Documenting Microsoft Learning challenge on fabric
Ignite Edition Challenge: Prepare for the next generation of data analytics with Microsoft Fabric
Microsoft Fabric - Unified data analytics platform
Introduction to end-to-end analytics using Microsoft Fabric : Link
Note : while I follow this challenge I will also create the resources in Azure and attach screenshots for better documentation.
Azure fabric workspace: https://app.fabric.microsoft.com/home
- Getting started with the intro module, fabric is a analytics platform with all the required services for data integrated to one service. It has services integrated to ingest, store, transform and analyze data all in one place.
- Exciting for any member in data field having all in one place and managing it will be simpler than managing 4-5 different services in different places and permissions across services.
- Fabric has integrated data lake called onelake, OneCopy methodology seems to be key and looks like this paradigm will eliminate a separate copy(Costly Query Clusters) just for Product Managers to query data. link
- One Lake is built on top of ADLS Azure. Data can be stored in all open formats like delta, parquet, csv, JSON. Meaning all services stores data in OneLake
- In Onelake we can create shortcuts and point the data assets to other services , source data will always be in sync with other links.
- Workspaces - we can control resources and access controls on the workspaces and differentiate DEV UAT PROD env.
- Workspace resources can be integrated to GIT and deploy, we can configure compute resources and other config details directly from ADO.
- Fabric brings together data ingestion and storage with OneLake, and for transformation we can use ADF and connect data ingested using DirectLake, easy integration to Power BI and much more.
- we need an organizational email to create a trail account , process : link , free trial restrictions and capabilities : link
- Login to Azure fabric : https://app.fabric.microsoft.com/home , you can provide access to other users even in trail account.
- By default onelake creates files in delta file format. Intro to fabric is module is now complete, on to the next module in this challenge.
Get started with lakehouses in Microsoft Fabric Module : link
- Foundation of Fabric is lakehouse built on top of onelake storage layer, good integration to compute engines for processing.
- lakehouse data is organized as schema on read, stores data by default as delta table format but supports all file formats.
- Ingest data to lakehouse from many different sources and also there is a concept of shortcuts where we can link data from ADLS gen2 or some external sources directly.
- Access to lakehouse can be managed at workspace level or item-level sharing, item-level access is useful for granting read-only access for reporting or analytical needs.
- Lakehouse supports data governance features , sensitivity labels (microsoft purview). Transformation on ingested data can be done using spark or dataflows gen 2.
- For a new data lake house we create it creates three data items : lakehouse(which contains shortcuts,folders,files,tables) , Semantic model , SQL analytics endpoint (to allow read-only access to query data)
- To ingest data to lakehouse we have three options, upload data(local data) , Dataflow Gen2 (import and transform using power query) , Notebooks (will have access to pools) , Data Factory copy activity.
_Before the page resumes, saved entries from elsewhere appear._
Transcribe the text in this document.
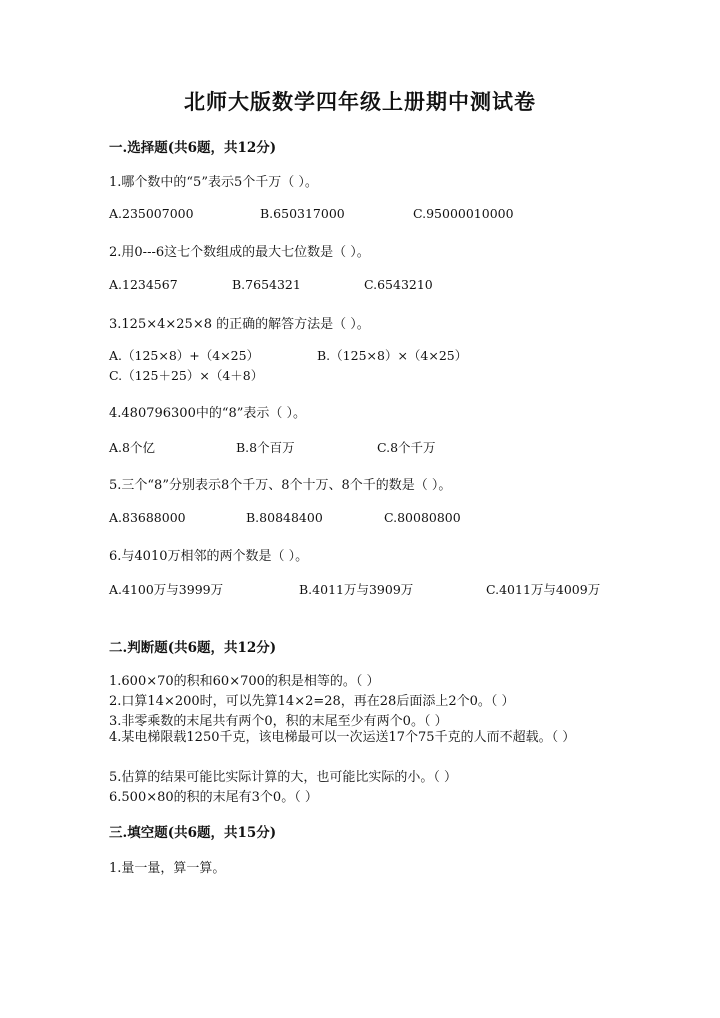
北师大版数学四年级上册期中测试卷
一.选择题(共6题，共12分)
1.哪个数中的“5”表示5个千万（ ）。
A.235007000	B.650317000	C.95000010000
2.用0---6这七个数组成的最大七位数是（ ）。
A.1234567	B.7654321	C.6543210
3.125×4×25×8 的正确的解答方法是（ ）。
A.（125×8）+（4×25）	B.（125×8）×（4×25）C.（125＋25）×（4＋8）
4.480796300中的“8”表示（ ）。
A.8个亿	B.8个百万	C.8个千万
5.三个“8”分别表示8个千万、8个十万、8个千的数是（ ）。
A.83688000	B.80848400	C.80080800
6.与4010万相邻的两个数是（ ）。
A.4100万与3999万	B.4011万与3909万	C.4011万与4009万
二.判断题(共6题，共12分)
1.600×70的积和60×700的积是相等的。（ ）
2.口算14×200时，可以先算14×2=28，再在28后面添上2个0。（ ）
3.非零乘数的末尾共有两个0，积的末尾至少有两个0。（ ）
4.某电梯限载1250千克，该电梯最可以一次运送17个75千克的人而不超载。（ ）
5.估算的结果可能比实际计算的大，也可能比实际的小。（ ）
6.500×80的积的末尾有3个0。（ ）
三.填空题(共6题，共15分)
1.量一量，算一算。
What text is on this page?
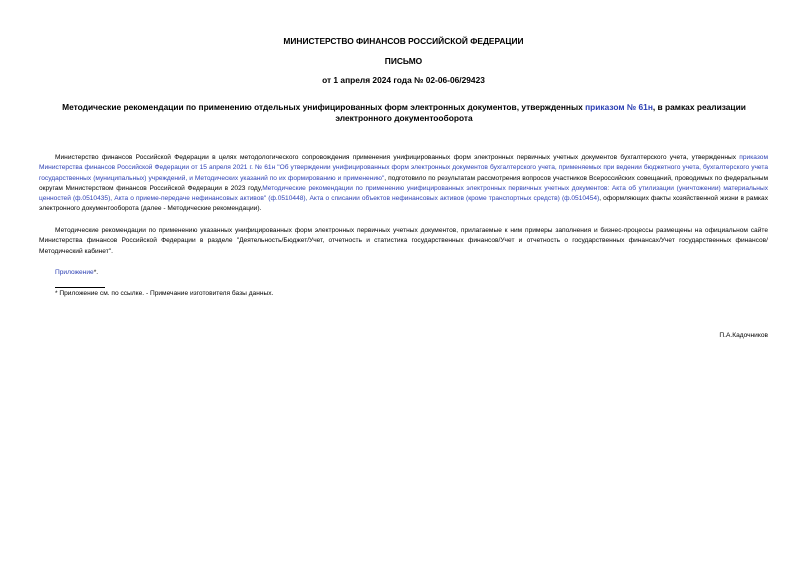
МИНИСТЕРСТВО ФИНАНСОВ РОССИЙСКОЙ ФЕДЕРАЦИИ
ПИСЬМО
от 1 апреля 2024 года № 02-06-06/29423
Методические рекомендации по применению отдельных унифицированных форм электронных документов, утвержденных приказом № 61н, в рамках реализации электронного документооборота
Министерство финансов Российской Федерации в целях методологического сопровождения применения унифицированных форм электронных первичных учетных документов бухгалтерского учета, утвержденных приказом Министерства финансов Российской Федерации от 15 апреля 2021 г. № 61н "Об утверждении унифицированных форм электронных документов бухгалтерского учета, применяемых при ведении бюджетного учета, бухгалтерского учета государственных (муниципальных) учреждений, и Методических указаний по их формированию и применению", подготовило по результатам рассмотрения вопросов участников Всероссийских совещаний, проводимых по федеральным округам Министерством финансов Российской Федерации в 2023 году,Методические рекомендации по применению унифицированных электронных первичных учетных документов: Акта об утилизации (уничтожении) материальных ценностей (ф.0510435), Акта о приеме-передаче нефинансовых активов" (ф.0510448), Акта о списании объектов нефинансовых активов (кроме транспортных средств) (ф.0510454), оформляющих факты хозяйственной жизни в рамках электронного документооборота (далее - Методические рекомендации).
Методические рекомендации по применению указанных унифицированных форм электронных первичных учетных документов, прилагаемые к ним примеры заполнения и бизнес-процессы размещены на официальном сайте Министерства финансов Российской Федерации в разделе "Деятельность/Бюджет/Учет, отчетность и статистика государственных финансов/Учет и отчетность о государственных финансах/Учет государственных финансов/Методический кабинет".
Приложение*.
* Приложение см. по ссылке. - Примечание изготовителя базы данных.
П.А.Кадочников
We will have two options load to place files directly or load to tables.
- we can use custom JARS to create frameworks in spark and provide for custom implementations. - more info in the link : spark-config
- Fabric can access to shortcuts (data) directly from source systems( integrate data into your lakehouse while keeping it stored in external storage ) . While accessing the source data from fabric it uses the user credential to source systems for example we are accessing a storage to query(sql query end point), the user need to have read permissions in source system inorder to be able to read the data using the tool. - more info on creating short cuts in lakehouse : shortcuts
- There are three mechanisms to ingest or transform data - notebooks (pyspark,scala, SQl), dataflow gen2( power query interface) , Pipelines to do Ingesting, transforming and loading.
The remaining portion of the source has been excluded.